The government should also ignore calls for higher taxes on businesses. This taxes are ultimately paid by all of us, as consumers and workers, but Brexit uncertainty makes it even more important that the UK remains an attractive place to invest and create jobs. If anything, the Covid tax cuts should be extended – notably the reduction in VAT on hospitality and the stamp duty holiday.

However, more could be done to ensure that income from labour and capital is taxed at similar rates, and to close loopholes which disproportionately favour the well-off. I would also favour restricting pensions tax relief to the basic rate, which could bring in at least £11 billion.

The burden of tax could also be shared more fairly by merging national insurance contribution with income tax. This would lift many low-earners out of direct tax altogether, but raise more from high-earners (including those past the state pension age). At the risk of making myself even less popular with older drivers, I’d end the freeze on fuel duty too.
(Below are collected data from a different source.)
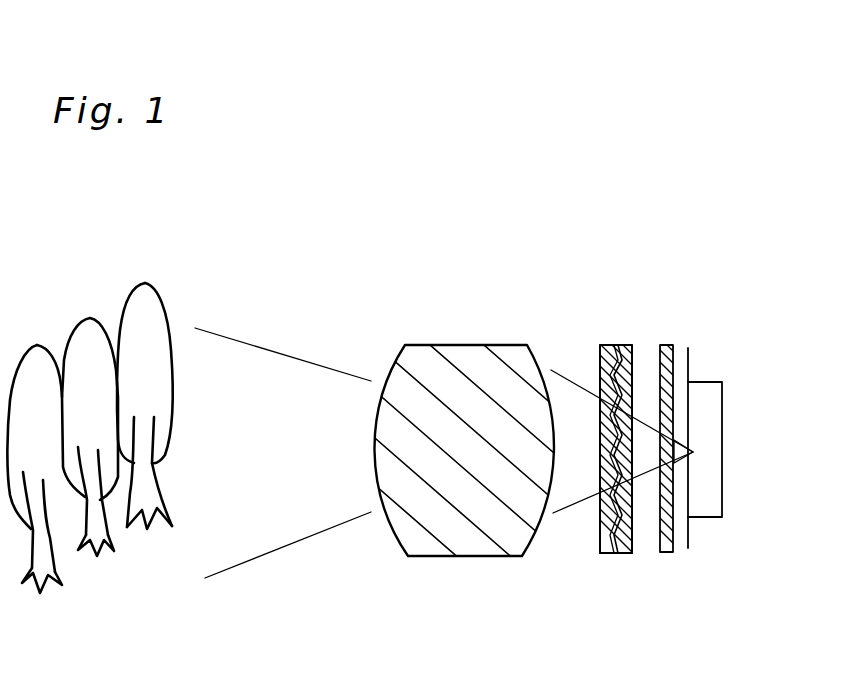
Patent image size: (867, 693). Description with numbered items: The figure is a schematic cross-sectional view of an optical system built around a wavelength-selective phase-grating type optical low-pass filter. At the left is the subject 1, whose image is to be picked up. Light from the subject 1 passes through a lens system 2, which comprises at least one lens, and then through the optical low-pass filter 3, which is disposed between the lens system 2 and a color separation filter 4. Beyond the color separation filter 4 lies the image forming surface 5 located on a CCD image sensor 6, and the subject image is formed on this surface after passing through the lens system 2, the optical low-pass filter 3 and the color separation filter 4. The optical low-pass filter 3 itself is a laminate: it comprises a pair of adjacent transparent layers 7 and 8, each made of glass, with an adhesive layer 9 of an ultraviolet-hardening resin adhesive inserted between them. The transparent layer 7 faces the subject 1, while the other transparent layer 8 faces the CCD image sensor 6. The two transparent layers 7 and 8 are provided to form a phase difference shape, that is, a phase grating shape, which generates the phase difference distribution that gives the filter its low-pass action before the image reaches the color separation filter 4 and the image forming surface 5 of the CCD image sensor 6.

The subject 1 is at (98, 556).
The lens system 2 is at (443, 550).
The wavelength-selective phase-grating type optical low-pass filter 3 is at (603, 543).
The color separation filter 4 is at (667, 553).
The image forming surface 5 is at (690, 548).
The CCD image sensor 6 is at (710, 507).
The transparent layer 7 is at (600, 365).
The transparent layer 8 is at (632, 368).
The adhesive layer 9 is at (608, 352).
Overall, I’m far from convinced that taxes will need to rise soon, or that the Chancellor should take an axe to public spending. For the remainder of this parliament the government should concentrate on helping the economy to recover from Covid, even if this means more borrowing in the meantime.

PS. since I started writing this the government has announced an additional £16.5 billion for defence, spread over four years. This is not a big deal for the economy or the public finances. Defence spending tends to provide a relatively small boost to growth (partly because of the high import content). There are also probably cheaper ways to ‘create’ 40,000 new jobs. But the additional spending could make a big difference to our defence capabilities, if well spent, and this is how it should be judged.